To grasp the concept of Bad Faith we must further explore how Sartre conceives consciousness. He sees a switch around of our causal relations with the world. Consciousness is Nothingness, it is not an object that hides behind our awareness, it is not caused by the world, but rather it is outside of these causal relations, independent and distinct. In not being caused it is free, and so it is our freedom. To return to Heidegger again and his example of hammering nails in wood, I believe Sartre similarly implies that what we see is defined by or expectations. When we perform a task like hammering, we pick up the hammer with pre-reflections that it will perform the specific task, we do not constantly reason this is a hammer (how is it made? how do I use it? etc...) No, we simply perceive and expect of it. This is because, for Sartre, the self is an accumulation determined by our activity in the world, separate from our consciousness, which is not aware of itself. A distinction which not only accounts for our ability to perform these certain tasks under pre-reflection, but also further opens the door to Bad Faith.

Sartre believes “one does not undergo his bad faith; one is not affected with it; it is not a state. But consciousness affects itself with bad faith” and in line with my comments on consciousness earlier he further states that this process “implies a comprehension of bad faith as such and a pre-reflective apprehension (of) consciousness as affecting itself with bad faith”. If one is fully conscious of deceiving oneself then surely the lie could not hold, and her also expresses, “To escape these difficulties people gladly have recourse to the unconscious”. This Sartre believes the main crux of his argument against the psychoanalytical interpretation outlined by Kartik. By attempting to deny our choices, even those made through default or neglect, is to excuse them, and there is for Sartre no unconscious accountable for in bad faith, he then turns to what he calls refers to as ”the double property of the human being”. So, for my exploration into bad faith I will not further define facticity or transcendence, I will use Jaide’s understanding of them, as the facts true about ourselves, and our overreaching of these facts (plans, hopes, fears etc...) respectively.
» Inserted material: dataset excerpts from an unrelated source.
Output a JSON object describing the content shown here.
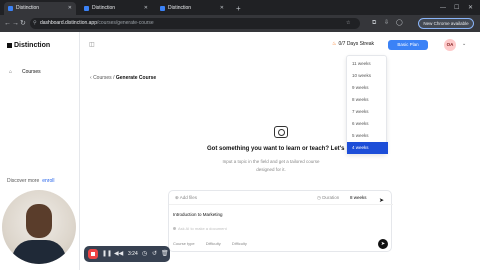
{
  "browser": {
    "tabs": [
      {
        "title": "Distinction",
        "active": true
      },
      {
        "title": "Distinction",
        "active": false
      },
      {
        "title": "Distinction",
        "active": false
      }
    ],
    "url_host": "dashboard.distinction.app",
    "url_path": "/courses/generate-course",
    "update_label": "New Chrome available"
  },
  "sidebar": {
    "logo": "Distinction",
    "items": [
      {
        "label": "Courses",
        "icon": "home-icon"
      }
    ],
    "discover_text": "Discover more",
    "discover_link": "enroll"
  },
  "topbar": {
    "streak": "0/7 Days Streak",
    "upgrade_label": "Basic Plan",
    "avatar_initials": "OA"
  },
  "breadcrumb": {
    "back": "Courses",
    "current": "Generate Course"
  },
  "hero": {
    "title": "Got something you want to learn or teach? Let's dive in",
    "subtitle": "Input a topic in the field and get a tailored course designed for it."
  },
  "composer": {
    "add_files": "Add files",
    "duration_label": "Duration",
    "duration_value": "8 weeks",
    "topic_value": "Introduction to Marketing",
    "hint": "Ask AI to make a document",
    "options": [
      "Course type",
      "Difficulty",
      "Difficulty"
    ]
  },
  "duration_dropdown": {
    "options": [
      "11 weeks",
      "10 weeks",
      "9 weeks",
      "8 weeks",
      "7 weeks",
      "6 weeks",
      "5 weeks",
      "4 weeks"
    ],
    "selected": "4 weeks"
  },
  "recorder": {
    "time": "3:24"
  }
}
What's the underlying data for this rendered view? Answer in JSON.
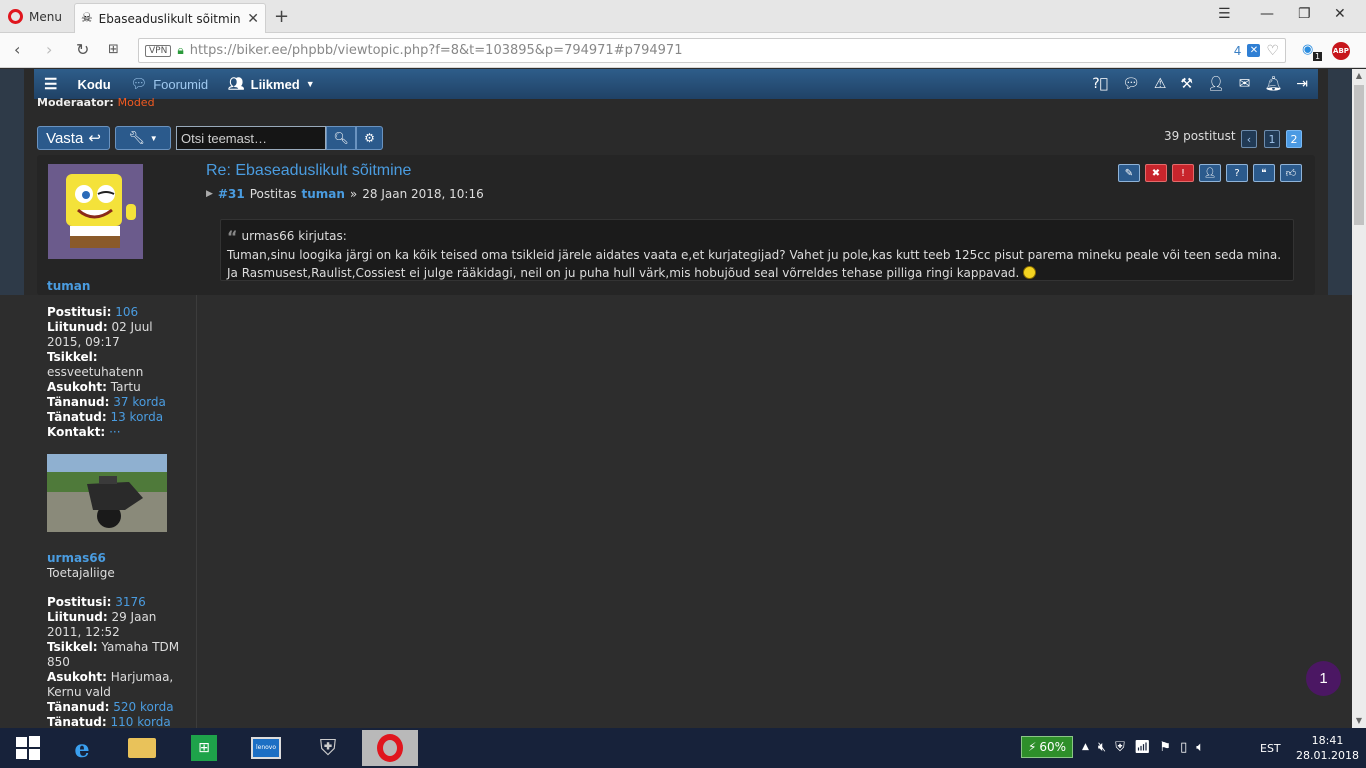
{
  "browser": {
    "menu_label": "Menu",
    "tab_title": "Ebaseaduslikult sõitmine -",
    "vpn_label": "VPN",
    "url": "https://biker.ee/phpbb/viewtopic.php?f=8&t=103895&p=794971#p794971",
    "blocked_count": "4",
    "ext_badge": "1",
    "abp_label": "ABP"
  },
  "nav": {
    "home": "Kodu",
    "forums": "Foorumid",
    "members": "Liikmed"
  },
  "moderator": {
    "label": "Moderaator:",
    "name": "Moded"
  },
  "actions": {
    "reply": "Vasta",
    "search_placeholder": "Otsi teemast…",
    "post_count": "39 postitust",
    "pages": [
      "1",
      "2"
    ]
  },
  "post": {
    "title": "Re: Ebaseaduslikult sõitmine",
    "number": "#31",
    "posted_by": "Postitas",
    "author": "tuman",
    "sep": "»",
    "date": "28 Jaan 2018, 10:16",
    "quote_author": "urmas66 kirjutas:",
    "quote_text": "Tuman,sinu loogika järgi on ka kõik teised oma tsikleid järele aidates vaata e,et kurjategijad? Vahet ju pole,kas kutt teeb 125cc pisut parema mineku peale või teen seda mina. Ja Rasmusest,Raulist,Cossiest ei julge rääkidagi, neil on ju puha hull värk,mis hobujõud seal võrreldes tehase pilliga ringi kappavad."
  },
  "user1": {
    "name": "tuman",
    "stats": [
      {
        "label": "Postitusi:",
        "value": "106",
        "link": true
      },
      {
        "label": "Liitunud:",
        "value": "02 Juul 2015, 09:17",
        "link": false
      },
      {
        "label": "Tsikkel:",
        "value": "essveetuhatenn",
        "link": false
      },
      {
        "label": "Asukoht:",
        "value": "Tartu",
        "link": false
      },
      {
        "label": "Tänanud:",
        "value": "37 korda",
        "link": true
      },
      {
        "label": "Tänatud:",
        "value": "13 korda",
        "link": true
      },
      {
        "label": "Kontakt:",
        "value": "···",
        "link": true
      }
    ]
  },
  "user2": {
    "name": "urmas66",
    "rank": "Toetajaliige",
    "stats": [
      {
        "label": "Postitusi:",
        "value": "3176",
        "link": true
      },
      {
        "label": "Liitunud:",
        "value": "29 Jaan 2011, 12:52",
        "link": false
      },
      {
        "label": "Tsikkel:",
        "value": "Yamaha TDM 850",
        "link": false
      },
      {
        "label": "Asukoht:",
        "value": "Harjumaa, Kernu vald",
        "link": false
      },
      {
        "label": "Tänanud:",
        "value": "520 korda",
        "link": true
      },
      {
        "label": "Tänatud:",
        "value": "110 korda",
        "link": true
      }
    ]
  },
  "notification_count": "1",
  "taskbar": {
    "battery": "60%",
    "lang": "EST",
    "time": "18:41",
    "date": "28.01.2018"
  },
  "colors": {
    "link": "#4a9ce0",
    "navbar": "#2b5a8c",
    "moderator": "#f15a22",
    "notification": "#4b1763"
  }
}
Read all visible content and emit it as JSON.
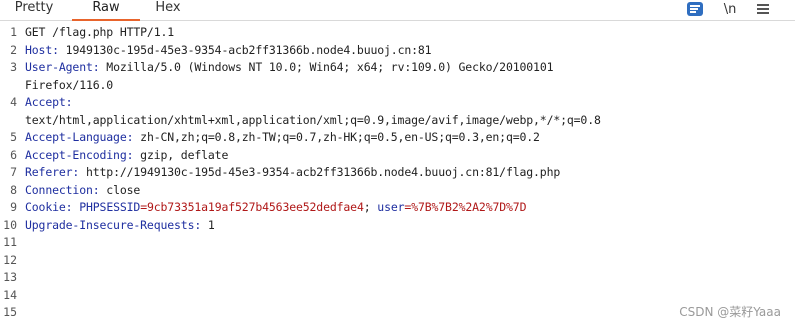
{
  "tabs": {
    "pretty": "Pretty",
    "raw": "Raw",
    "hex": "Hex"
  },
  "toolbar": {
    "newline_label": "\\n"
  },
  "icons": {
    "toggle": "list-view-icon",
    "newline": "newline-icon",
    "menu": "hamburger-menu-icon"
  },
  "colors": {
    "header_name": "#1f2fa0",
    "cookie_value": "#b01818",
    "tab_underline": "#e8642c",
    "toggle_bg": "#2f6ec0"
  },
  "line_numbers": [
    "1",
    "2",
    "3",
    "4",
    "5",
    "6",
    "7",
    "8",
    "9",
    "10",
    "11",
    "12",
    "13",
    "14",
    "15"
  ],
  "request": {
    "l1": "GET /flag.php HTTP/1.1",
    "host": {
      "name": "Host",
      "value": " 1949130c-195d-45e3-9354-acb2ff31366b.node4.buuoj.cn:81"
    },
    "ua": {
      "name": "User-Agent",
      "value": " Mozilla/5.0 (Windows NT 10.0; Win64; x64; rv:109.0) Gecko/20100101",
      "cont": "Firefox/116.0"
    },
    "accept": {
      "name": "Accept",
      "cont": "text/html,application/xhtml+xml,application/xml;q=0.9,image/avif,image/webp,*/*;q=0.8"
    },
    "lang": {
      "name": "Accept-Language",
      "value": " zh-CN,zh;q=0.8,zh-TW;q=0.7,zh-HK;q=0.5,en-US;q=0.3,en;q=0.2"
    },
    "enc": {
      "name": "Accept-Encoding",
      "value": " gzip, deflate"
    },
    "ref": {
      "name": "Referer",
      "value": " http://1949130c-195d-45e3-9354-acb2ff31366b.node4.buuoj.cn:81/flag.php"
    },
    "conn": {
      "name": "Connection",
      "value": " close"
    },
    "cookie": {
      "name": "Cookie",
      "k1": "PHPSESSID",
      "eq1": "=",
      "v1": "9cb73351a19af527b4563ee52dedfae4",
      "sep": "; ",
      "k2": "user",
      "eq2": "=",
      "v2": "%7B%7B2%2A2%7D%7D"
    },
    "upg": {
      "name": "Upgrade-Insecure-Requests",
      "value": " 1"
    },
    "colon": ":"
  },
  "watermark": "CSDN @菜籽Yaaa"
}
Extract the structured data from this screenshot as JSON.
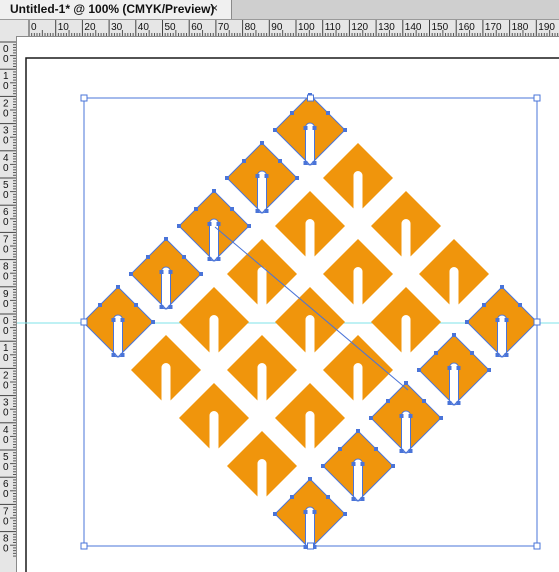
{
  "tab": {
    "title": "Untitled-1* @ 100% (CMYK/Preview)",
    "close_glyph": "×"
  },
  "ruler": {
    "h_labels": [
      "0",
      "10",
      "20",
      "30",
      "40",
      "50",
      "60",
      "70",
      "80",
      "90",
      "100",
      "110",
      "120",
      "130",
      "140",
      "150",
      "160",
      "170",
      "180",
      "190"
    ],
    "v_labels": [
      "0",
      "1",
      "2",
      "3",
      "4",
      "5",
      "6",
      "7",
      "8",
      "9",
      "0",
      "1",
      "2",
      "3",
      "4",
      "5",
      "6",
      "7",
      "8"
    ]
  },
  "colors": {
    "fill": "#f0950c",
    "selection": "#4a74d8",
    "guide": "#7fe3ea",
    "artboard": "#1a1a1a"
  },
  "icons": [
    "close-icon"
  ]
}
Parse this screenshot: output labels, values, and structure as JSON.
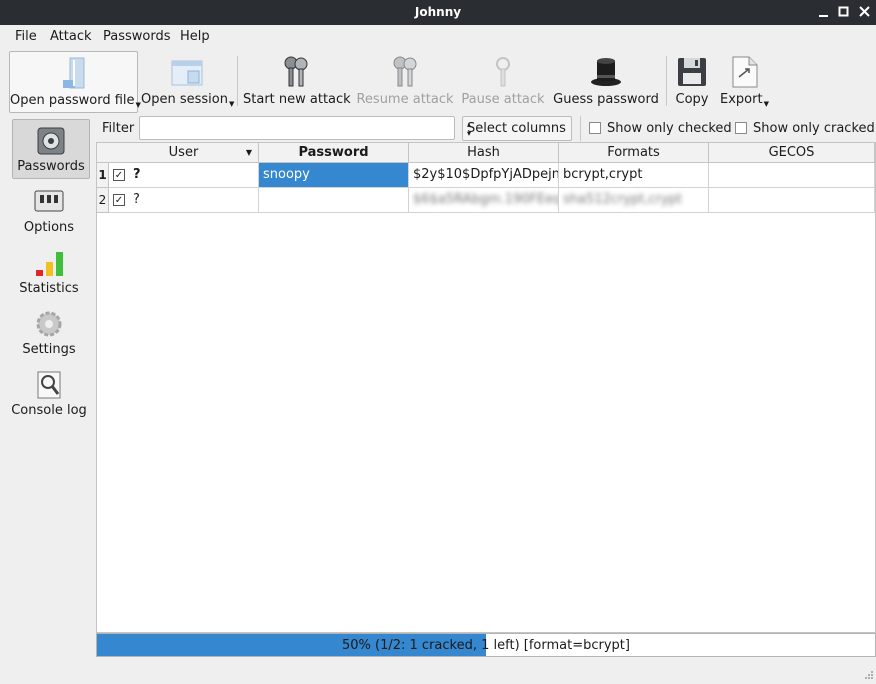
{
  "window": {
    "title": "Johnny"
  },
  "menu": [
    "File",
    "Attack",
    "Passwords",
    "Help"
  ],
  "toolbar": {
    "open_password_file": "Open password file",
    "open_session": "Open session",
    "start_new_attack": "Start new attack",
    "resume_attack": "Resume attack",
    "pause_attack": "Pause attack",
    "guess_password": "Guess password",
    "copy": "Copy",
    "export": "Export"
  },
  "sidebar": [
    "Passwords",
    "Options",
    "Statistics",
    "Settings",
    "Console log"
  ],
  "filter": {
    "label": "Filter",
    "value": "",
    "select_columns": "Select columns",
    "show_only_checked": "Show only checked",
    "show_only_cracked": "Show only cracked"
  },
  "table": {
    "columns": [
      "User",
      "Password",
      "Hash",
      "Formats",
      "GECOS"
    ],
    "rows": [
      {
        "num": "1",
        "checked": "✓",
        "user": "?",
        "password": "snoopy",
        "hash": "$2y$10$DpfpYjADpejn",
        "formats": "bcrypt,crypt",
        "gecos": ""
      },
      {
        "num": "2",
        "checked": "✓",
        "user": "?",
        "password": "",
        "hash": "$6$a5RAbgm.190FEeq",
        "formats": "sha512crypt,crypt",
        "gecos": ""
      }
    ]
  },
  "progress": {
    "value": 0.5,
    "text": "50% (1/2: 1 cracked, 1 left) [format=bcrypt]"
  },
  "colors": {
    "accent": "#3587cf",
    "titlebar": "#2a2e32"
  }
}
Bad Faith can be seen to me as the misperceptions of the self for the purpose of avoiding responsibility of the self. I would further go forward to agree that it is, as mentioned, an act of lying to oneself, an imbalance of our facticity and transcendence. It is a self-deception of the self. It is confusing our transcendence and implied choices with our facticity, but also the reverse can also be seen as acting in Bad Faith, as with the woman on the date in the example already discussed, who is denying transcendence. As Sartre so elegantly puts it “I am what I am not, I am not what I am” – which in translates more simply as ‘what I want determines who I am’.

Sartre argues that many of us often “live in bad faith”, however to live without bad faith entirely would be to omit our fallibility, which unfortunately is intertwined within our very nature. To strike the ultimate balance, is to be god, infallible, all of our facticity and transcendence at once; to be nothingness.